Serviranno pure 15 anni per mettere in sicurezza l’Italia, come annuncia il ministro Corrado Clini, ma l’importante è iniziare. E bene. Innanzitutto con l’idea di un sistema Paese che ha scoperto nuove vulnerabilità (vedi la mappa del rischio sismico) in aggiunta a quelle accumulate in decenni di saccheggio del territorio (leggi l’elenco dell’ abusivismo edilizio di massa), e dunque investe su questa priorità, considerandola fondamentale per la sicurezza dei cittadini e per il benessere delle loro vite.
In secondo luogo, con un taglio netto, non orizzontale, ma profondo e ramificato in periferia, degli sprechi assurdi nelle opere pubbliche. Abbiamo messo in piedi, per anni, cantieri-fantasma per ospedali che invece andavano chiusi; abbiamo finanziato strade, impianti idrici, ponti e opere di varia amenità senza mai portarle a terrmine.
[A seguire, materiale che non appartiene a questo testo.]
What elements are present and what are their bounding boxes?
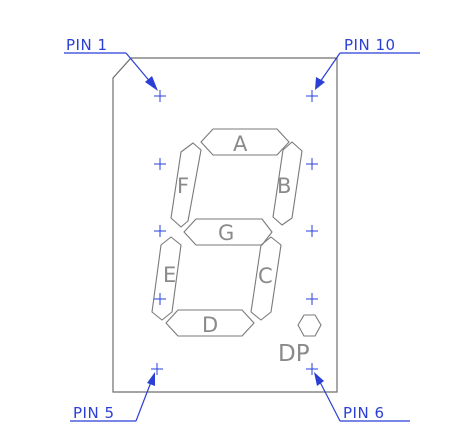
- segment-g: [183, 218, 273, 246]
- pin-1-leader: [125, 52, 153, 85]
- pin-6-leader: [319, 381, 341, 422]
- decimal-point-label: DP: [278, 341, 310, 367]
- segment-f-label: F: [177, 174, 189, 198]
- segment-g-label: G: [218, 221, 234, 245]
- crosshair-right-7: [306, 293, 318, 305]
- pin-5-leader: [135, 381, 152, 422]
- crosshair-pin-5: [151, 363, 163, 375]
- pin-5-callout: PIN 5: [70, 372, 155, 422]
- segment-b: [272, 141, 303, 226]
- pin-10-leader: [319, 52, 341, 83]
- package-body: [112, 57, 338, 393]
- pin-10-callout: PIN 10: [315, 36, 420, 90]
- pin-5-label: PIN 5: [73, 404, 115, 422]
- segment-a-label: A: [233, 132, 248, 156]
- crosshair-pin-10: [306, 90, 318, 102]
- segment-b-label: B: [277, 174, 291, 198]
- pin-6-arrow-icon: [314, 372, 324, 386]
- pin-6-label: PIN 6: [343, 404, 385, 422]
- segment-f: [170, 142, 202, 228]
- crosshair-left-3: [154, 225, 166, 237]
- decimal-point: [297, 314, 322, 337]
- segment-c-label: C: [258, 264, 273, 288]
- pin-1-label: PIN 1: [66, 36, 108, 54]
- pin-6-callout: PIN 6: [314, 372, 410, 422]
- segment-c: [250, 236, 282, 321]
- pin-1-arrow-icon: [145, 76, 158, 91]
- segment-d: [165, 309, 255, 337]
- pin-10-arrow-icon: [315, 77, 325, 90]
- crosshair-left-4: [154, 293, 166, 305]
- segment-d-label: D: [202, 313, 218, 337]
- segment-a: [200, 128, 290, 156]
- pin-10-label: PIN 10: [344, 36, 396, 54]
- crosshair-pin-6: [306, 363, 318, 375]
- segment-e-label: E: [163, 263, 176, 287]
- pin-crosshairs: [151, 90, 318, 375]
- pin-1-callout: PIN 1: [64, 36, 158, 91]
- crosshair-pin-1: [154, 90, 166, 102]
- crosshair-left-2: [154, 158, 166, 170]
- segment-e: [151, 236, 182, 321]
- crosshair-right-8: [306, 225, 318, 237]
- pin-5-arrow-icon: [147, 372, 155, 386]
- crosshair-right-9: [306, 158, 318, 170]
Sprechi di soldi, di lavoro e di progetti. Miliardi di euro, che invece potrebbero servire a finanziare un Piano nazionale per la sicurezza. Un esempio su tutti? Pensate a quanta sicurezza avremmo potuto garantire agli italiani non sprecando i 250 milioni di euro finora spesi per il fantasma del Ponte sullo Stretto.
Infine, bisogna modificare un paradigma, politico e culturale: la messa in sicurezza del Paese, non sprecando risorse in altri rivoli del clientelismo e della corruzione, è una leva per la crescita economica. Crea lavoro, occupazione, ricavi per le aziende e per la lunga filiera degli interventi, e fanno risparmiare costi successivi. I terremoti degli ultimi 40 anni, secondo i calcoli della Protezione civile, sono costati all’Italia circa 150 miliardi di euro, mentre ne sarebbero bastati 25 per fare quello che adesso il ministro Clini promette di realizzare nei prossimi 15 anni.